Il fallut attendre la fin du XVIè siècle pour que les premiers Japonais foulent le sol africain pour la première fois. Ce fut à l'occasion du voyage en Europe entrepris en 1586 par de jeunes nobles de Kyushu, invités à Rome par des jésuites italiens. Dans un premier temps, ils firent une escale au Mozambique pendant six mois, puis s'attardèrent au Cap avant de remonter vers leur destination finale. Mais c'est surtout cette colonie qui tissa véritablement des liens durables entre le Japon et le continent noir. Jan Van Riebeek, qui est considéré comme l'un des fondateurs de l'Afrique du Sud sous colonisée, était initialement basé à Nagasaki pour le compte de la Compagnie des Indes néerlandaises durant les années 1647-1648, avant de s'établir au Cap de Bonne Espérance en 1652. En 1860, une mission japonaise de retour des États-Unis fit escale en Angola et sur l'île de Saint-Vincent. En décembre de la même année, trois officiels japonais et leur suite, envoyés en émissaires en Angleterre, effectuèrent une halte de plusieurs jours à Suez (Egypte). Ce serait d'ailleurs à l'occasion de ce voyage que les Japonais découvrirent le chemin de fer. À la faveur de l'ère Meiji, en 1868, le Japon s'ouvrit non seulement à l'Europe et à l'Amérique, mais également à l'Afrique. Celle-ci allait ainsi passer du statut d'escale obligée à celui de destination à part entière et, malgré l'ouverture du canal de Suez en 1869, nombreux furent les Japonais qui visitèrent des ports comme Mombassa au Kenya, le  Cap et Luanda. C'est à partir de ces points d'appui que, quelques décennies plus tard, les Japonais commencèrent à prospecter le continent, déjà à la recherche de matières premières et de marchés d'exportation.

Force est de constater que, pendant la période précoloniale, les relations entre le Japon et l'Afrique, bien qu'anciennes, furent plutôt faibles et décousues. Le Japon, qui ne prit pas part au dépeçage de l'Afrique, s'y infiltra quand même de façon discrète à la faveur de l'irruption et de l'installation des Européens tant pendant la période coloniale que dans les années qui suivirent.
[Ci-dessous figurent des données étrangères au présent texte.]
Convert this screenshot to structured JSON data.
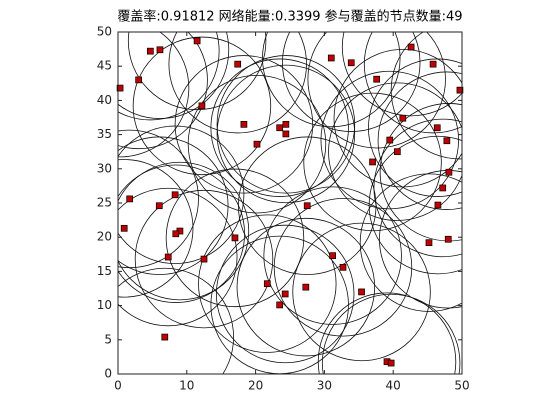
{
  "chart_data": {
    "type": "scatter",
    "title": "覆盖率:0.91812  网络能量:0.3399  参与覆盖的节点数量:49",
    "x": [
      0.3,
      0.9,
      1.7,
      3.0,
      4.7,
      6.1,
      11.5,
      17.4,
      12.2,
      18.3,
      20.2,
      23.5,
      24.4,
      24.4,
      31.0,
      33.9,
      37.6,
      42.6,
      45.8,
      49.7,
      41.4,
      39.5,
      40.6,
      46.4,
      47.8,
      37.0,
      48.1,
      47.2,
      46.5,
      48.0,
      45.2,
      8.3,
      6.0,
      27.5,
      9.0,
      8.4,
      7.3,
      12.5,
      17.0,
      31.2,
      32.7,
      35.4,
      21.7,
      24.3,
      23.5,
      27.3,
      6.8,
      39.1,
      39.7
    ],
    "values": [
      41.8,
      21.3,
      25.6,
      43.0,
      47.2,
      47.4,
      48.7,
      45.3,
      39.2,
      36.5,
      33.6,
      36.0,
      36.5,
      35.1,
      46.2,
      45.5,
      43.1,
      47.8,
      45.3,
      41.5,
      37.4,
      34.2,
      32.5,
      36.0,
      34.1,
      31.0,
      29.5,
      27.2,
      24.7,
      19.7,
      19.2,
      26.2,
      24.6,
      24.6,
      20.9,
      20.5,
      17.1,
      16.8,
      19.9,
      17.3,
      15.6,
      12.0,
      13.2,
      11.7,
      10.1,
      12.7,
      5.4,
      1.8,
      1.6
    ],
    "color": "#c00000",
    "xlim": [
      0,
      50
    ],
    "ylim": [
      0,
      50
    ],
    "xticks": [
      0,
      10,
      20,
      30,
      40,
      50
    ],
    "yticks": [
      0,
      5,
      10,
      15,
      20,
      25,
      30,
      35,
      40,
      45,
      50
    ]
  }
}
Entre le congrès de Berlin de 1885 et la division du monde en deux blocs après le second conflit mondial, le Japon réussit à y maintenir un certain nombre de liens. S'il eut un rôle politique assez effacé pendant toutes ces années, il fut assez actif dans le domaine économique.

C'est ainsi qu'il profita des traités relatifs au bassin du Congo. Mais c'est surtout avec l'Afrique du Sud que les relations bilatérales furent le plus fructueuses. Dès 1908, les Japonais faisaient escale au Cap, alors qu'ils étaient en route vers l'Amérique du Sud. D'ailleurs, avant que la colonie du Cap ne devienne l'Union sud-africaine, un consul honoraire, Julius Jeppe, y représentait le Japon. Dès 1930, les Japonais purent jouir d'un statut particulier, puisqu'ils furent désormais considérés comme des « Blancs d'honneur ». Ce statut dérogatoire à l'Union Immigration Act de 1913 leur permit également d'échapper aux discriminations imposées aux « Non-Blancs », bien avant que le National Party ne légifère sur l'apartheid en 1948.

La période de l'après-guerre qui s'étendit jusqu'à la fin des années 1950 vit la marge de man½uvre diplomatique du Japon être limitée, puisque l'archipel passa d'une quasi administration directe par les États-Unis à une « liberté surveillée » jusqu'au début des années 1960. Ce n'est qu'à partir de la vague des indépendances des années 1960 que le Japon commença timidement à intervenir sur le continent pour monter progressivement en puissance.